Fourth of July, 1914

The July 4, 1914 issue of the San Diego Evening Tribune called the Independence Day parade “the greatest in San Diego history.”

It had a special meaning for one particular parade marcher, according to the article by Tribune reporter George White.

“Fifty years ago today in the battle of Helena, Arkansas, Captain Jack Winscott, of the Thirty-third Missouri Infantry, was shot down with wounds in his jaw, one arm and a leg. He survived and marched today in the parade, carrying the flag for which he fought in the Civil War.”

James C Winscott civil war muster roll card

The article went on to point out that Winscott, then 76, “has lived in San Diego twelve years,” and served as “color bearer for the G.A.R. post.”

G. A. R. stood for Grand Army of the Republic, a fraternal organization for union veterans of the Civil War.

That wouldn’t be the first or the last time that James Clayton Winscott would appear publicly to commemorate his service and that of his civil war comrades. A notice in the May 1912 Tribune on planned Memorial Day addresses by G. A. R members at city and county public schools included this entry: “Logan Heights—Arthur E. Vest, Jerome Hopkins, James Winscott.”

Winscott was also among Union veterans onstage for a commemoration of Abraham Lincoln’s birthday at the Strand Theater in February 1918.

Winscott, James C pension card 33rd

A copy of an index card from the National Archives showing Winscott’s pension history.

That card seems to show that he actually never rose above private. But the fact that he received a pension in 1887 affirms that he was injured while in service, because only injured veterans could qualify for pensions at that time.
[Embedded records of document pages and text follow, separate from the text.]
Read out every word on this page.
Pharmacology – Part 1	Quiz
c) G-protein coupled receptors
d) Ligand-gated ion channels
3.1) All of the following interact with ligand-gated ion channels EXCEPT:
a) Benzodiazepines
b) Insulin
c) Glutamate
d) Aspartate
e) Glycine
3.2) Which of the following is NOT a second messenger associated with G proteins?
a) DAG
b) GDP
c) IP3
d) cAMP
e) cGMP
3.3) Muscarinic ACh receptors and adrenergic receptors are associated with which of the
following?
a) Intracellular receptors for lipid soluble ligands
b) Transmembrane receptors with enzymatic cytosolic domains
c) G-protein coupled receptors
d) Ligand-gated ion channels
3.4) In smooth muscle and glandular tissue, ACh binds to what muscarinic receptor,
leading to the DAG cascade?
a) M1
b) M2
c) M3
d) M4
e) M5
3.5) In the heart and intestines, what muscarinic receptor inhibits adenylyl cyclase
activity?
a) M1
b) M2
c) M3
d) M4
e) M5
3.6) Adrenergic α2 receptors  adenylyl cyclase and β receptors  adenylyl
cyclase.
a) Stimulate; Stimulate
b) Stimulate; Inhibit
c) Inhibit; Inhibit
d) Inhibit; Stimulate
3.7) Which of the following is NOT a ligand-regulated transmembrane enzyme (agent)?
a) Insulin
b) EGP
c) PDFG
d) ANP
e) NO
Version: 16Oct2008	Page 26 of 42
Embellishment of his rank might perhaps reflect a somewhat itinerant family background. While he was born in Missouri, his family lived in Iowa and Illinois in his youth. After his war service, young James went on to live in Texas for a time.

We do know that after coming to San Diego in the early 1900s Winscott periodically had to be admitted for treatment at the local branch of what were then called National Homes for Disabled Volunteer Soldiers.

San Diego newspaper accounts show Winscott working at carpentry and other odd jobs at least into his mid-seventies. He died in San Diego on February 24, 1928 at the age of 82.